State-selective electron capture in (0.5–50)-keV/u C⁵⁺-He collisions studied by cold-target recoil-ion momentum spectroscopy

Cross sections, differential in translational energy gain and projectile scattering angle, for single- and double-electron capture processes in collisions of C⁵⁺ ions with He at laboratory energies between 0.5 and 50 keV/u, have been studied experimentally by means of a high-resolution cold-target recoil-ion momentum spectroscopy. The translational energy spectra for single-electron capture show that capture into the C⁴⁺ (n=3) state is the dominant reaction channel observed over the entire collision energy region studied, in agreement with close-coupling calculations. However, capture into n=2 and n>~4 states is only significant at E>~4 keV/u. Transfer excitation processes contribute only very weakly to the total cross sections for single-electron capture (2–4 %). This contribution is considerably smaller than the close-coupling prediction.
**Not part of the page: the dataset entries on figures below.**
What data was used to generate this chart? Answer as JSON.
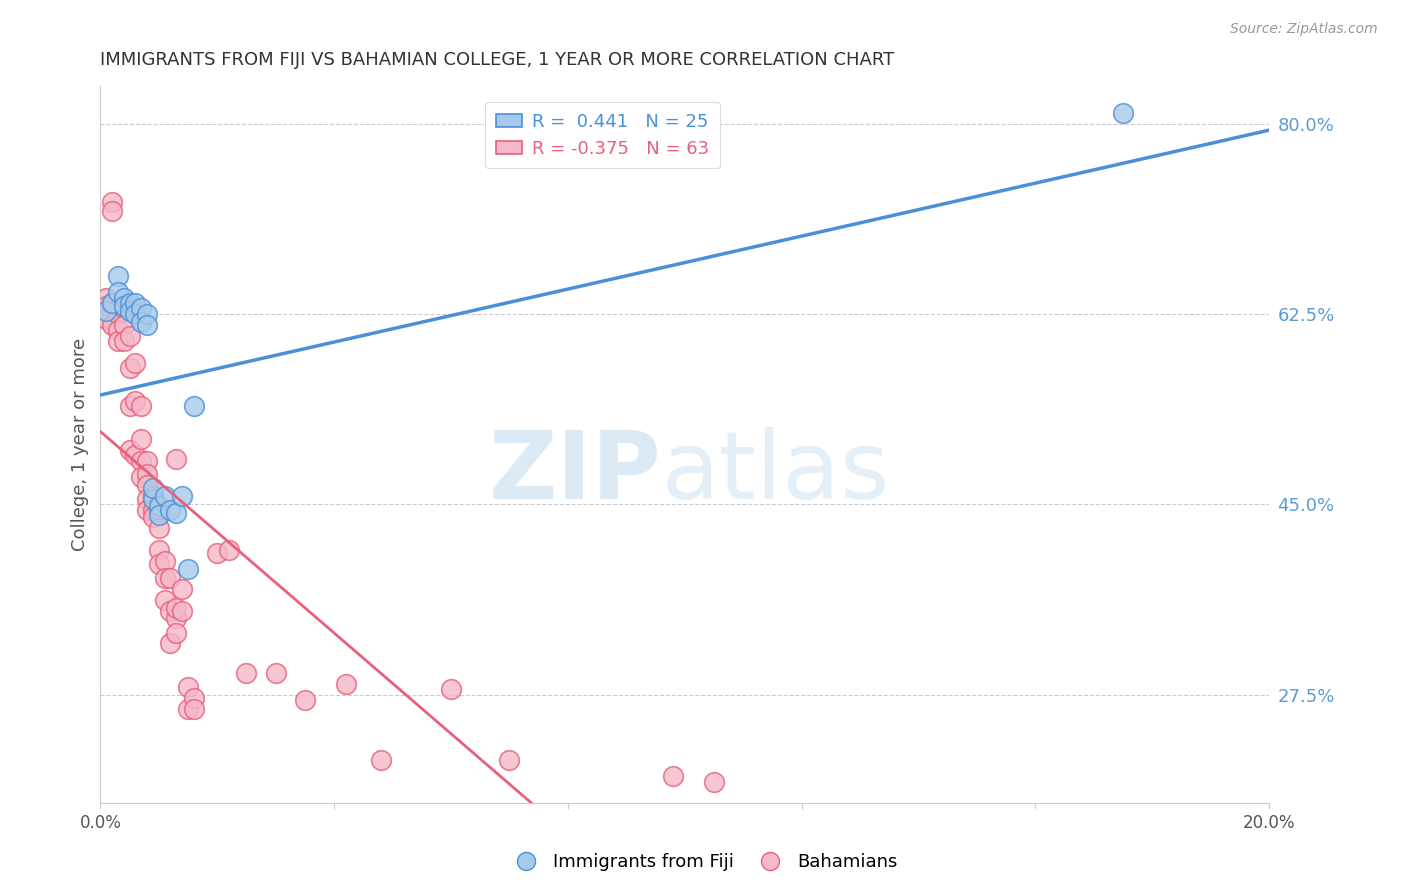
{
  "title": "IMMIGRANTS FROM FIJI VS BAHAMIAN COLLEGE, 1 YEAR OR MORE CORRELATION CHART",
  "source": "Source: ZipAtlas.com",
  "ylabel": "College, 1 year or more",
  "xlim": [
    0.0,
    0.2
  ],
  "ylim": [
    0.175,
    0.835
  ],
  "yticks": [
    0.275,
    0.45,
    0.625,
    0.8
  ],
  "ytick_labels": [
    "27.5%",
    "45.0%",
    "62.5%",
    "80.0%"
  ],
  "xticks": [
    0.0,
    0.04,
    0.08,
    0.12,
    0.16,
    0.2
  ],
  "xtick_labels": [
    "0.0%",
    "",
    "",
    "",
    "",
    "20.0%"
  ],
  "blue_R": 0.441,
  "blue_N": 25,
  "pink_R": -0.375,
  "pink_N": 63,
  "blue_color": "#A8CAEA",
  "pink_color": "#F5B8C8",
  "blue_line_color": "#4A90D9",
  "pink_line_color": "#E8607A",
  "blue_dots_x": [
    0.001,
    0.002,
    0.003,
    0.003,
    0.004,
    0.004,
    0.005,
    0.005,
    0.006,
    0.006,
    0.007,
    0.007,
    0.008,
    0.008,
    0.009,
    0.009,
    0.01,
    0.01,
    0.011,
    0.012,
    0.013,
    0.014,
    0.015,
    0.016,
    0.175
  ],
  "blue_dots_y": [
    0.628,
    0.635,
    0.66,
    0.645,
    0.64,
    0.632,
    0.635,
    0.628,
    0.635,
    0.625,
    0.63,
    0.618,
    0.625,
    0.615,
    0.455,
    0.465,
    0.448,
    0.44,
    0.458,
    0.445,
    0.442,
    0.458,
    0.39,
    0.54,
    0.81
  ],
  "pink_dots_x": [
    0.001,
    0.001,
    0.001,
    0.002,
    0.002,
    0.002,
    0.002,
    0.003,
    0.003,
    0.003,
    0.004,
    0.004,
    0.004,
    0.005,
    0.005,
    0.005,
    0.005,
    0.006,
    0.006,
    0.006,
    0.007,
    0.007,
    0.007,
    0.007,
    0.008,
    0.008,
    0.008,
    0.008,
    0.008,
    0.009,
    0.009,
    0.009,
    0.01,
    0.01,
    0.01,
    0.01,
    0.011,
    0.011,
    0.011,
    0.012,
    0.012,
    0.012,
    0.013,
    0.013,
    0.013,
    0.013,
    0.014,
    0.014,
    0.015,
    0.015,
    0.016,
    0.016,
    0.02,
    0.022,
    0.025,
    0.03,
    0.035,
    0.042,
    0.048,
    0.06,
    0.07,
    0.098,
    0.105
  ],
  "pink_dots_y": [
    0.64,
    0.632,
    0.62,
    0.728,
    0.72,
    0.635,
    0.615,
    0.625,
    0.61,
    0.6,
    0.63,
    0.615,
    0.6,
    0.605,
    0.575,
    0.54,
    0.5,
    0.58,
    0.545,
    0.495,
    0.54,
    0.51,
    0.49,
    0.475,
    0.49,
    0.478,
    0.468,
    0.455,
    0.445,
    0.458,
    0.445,
    0.438,
    0.445,
    0.428,
    0.408,
    0.395,
    0.398,
    0.382,
    0.362,
    0.382,
    0.352,
    0.322,
    0.492,
    0.345,
    0.332,
    0.355,
    0.372,
    0.352,
    0.282,
    0.262,
    0.272,
    0.262,
    0.405,
    0.408,
    0.295,
    0.295,
    0.27,
    0.285,
    0.215,
    0.28,
    0.215,
    0.2,
    0.195
  ]
}
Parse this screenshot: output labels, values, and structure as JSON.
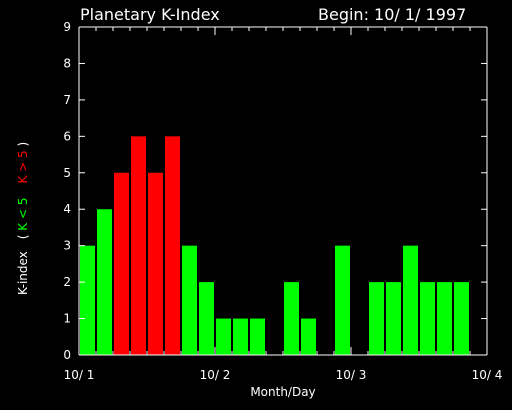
{
  "header": {
    "title": "Planetary K-Index",
    "begin": "Begin: 10/ 1/ 1997"
  },
  "y_axis_title": {
    "part1": "K-index",
    "part2": "( ",
    "part3": "K < 5",
    "part4": "K > 5",
    "part5": " )"
  },
  "colors": {
    "low": "#00ff00",
    "high": "#ff0000",
    "background": "#000000",
    "axis": "#ffffff"
  },
  "chart_data": {
    "type": "bar",
    "title": "Planetary K-Index",
    "xlabel": "Month/Day",
    "ylabel": "K-index  ( K < 5   K > 5 )",
    "ylim": [
      0,
      9
    ],
    "xlim": [
      0,
      24
    ],
    "yticks": [
      "0",
      "1",
      "2",
      "3",
      "4",
      "5",
      "6",
      "7",
      "8",
      "9"
    ],
    "xticks": [
      {
        "label": "10/ 1",
        "x": 0
      },
      {
        "label": "10/ 2",
        "x": 8
      },
      {
        "label": "10/ 3",
        "x": 16
      },
      {
        "label": "10/ 4",
        "x": 24
      }
    ],
    "interval_hours": 3,
    "values": [
      3,
      4,
      5,
      6,
      5,
      6,
      3,
      2,
      1,
      1,
      1,
      0,
      2,
      1,
      0,
      3,
      0,
      2,
      2,
      3,
      2,
      2,
      2,
      0
    ],
    "threshold": 5,
    "grid": false
  }
}
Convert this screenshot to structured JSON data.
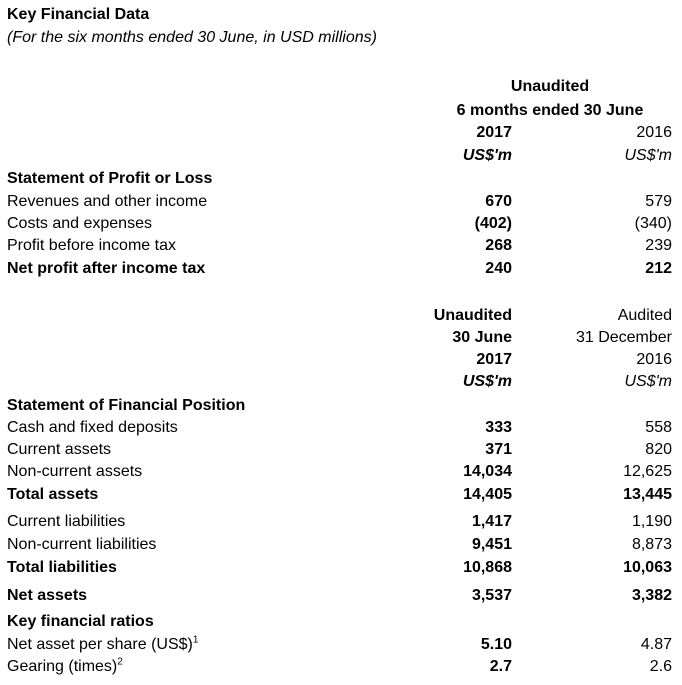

The autoionizing double-electron-capture (transfer ionization) spectrum clearly shows that C³⁺ (2l,2l^′) states are populated at the lowest impact energy, whereas contributions from capture into C³⁺ (2l,n^′l^′) states with n^′>~3 increase as the impact energy is increased and become the dominant process at E=35 keV/u. State-selective and differential cross sections have also been measured and compared with the close-coupling and multichannel Landau-Zener calculations.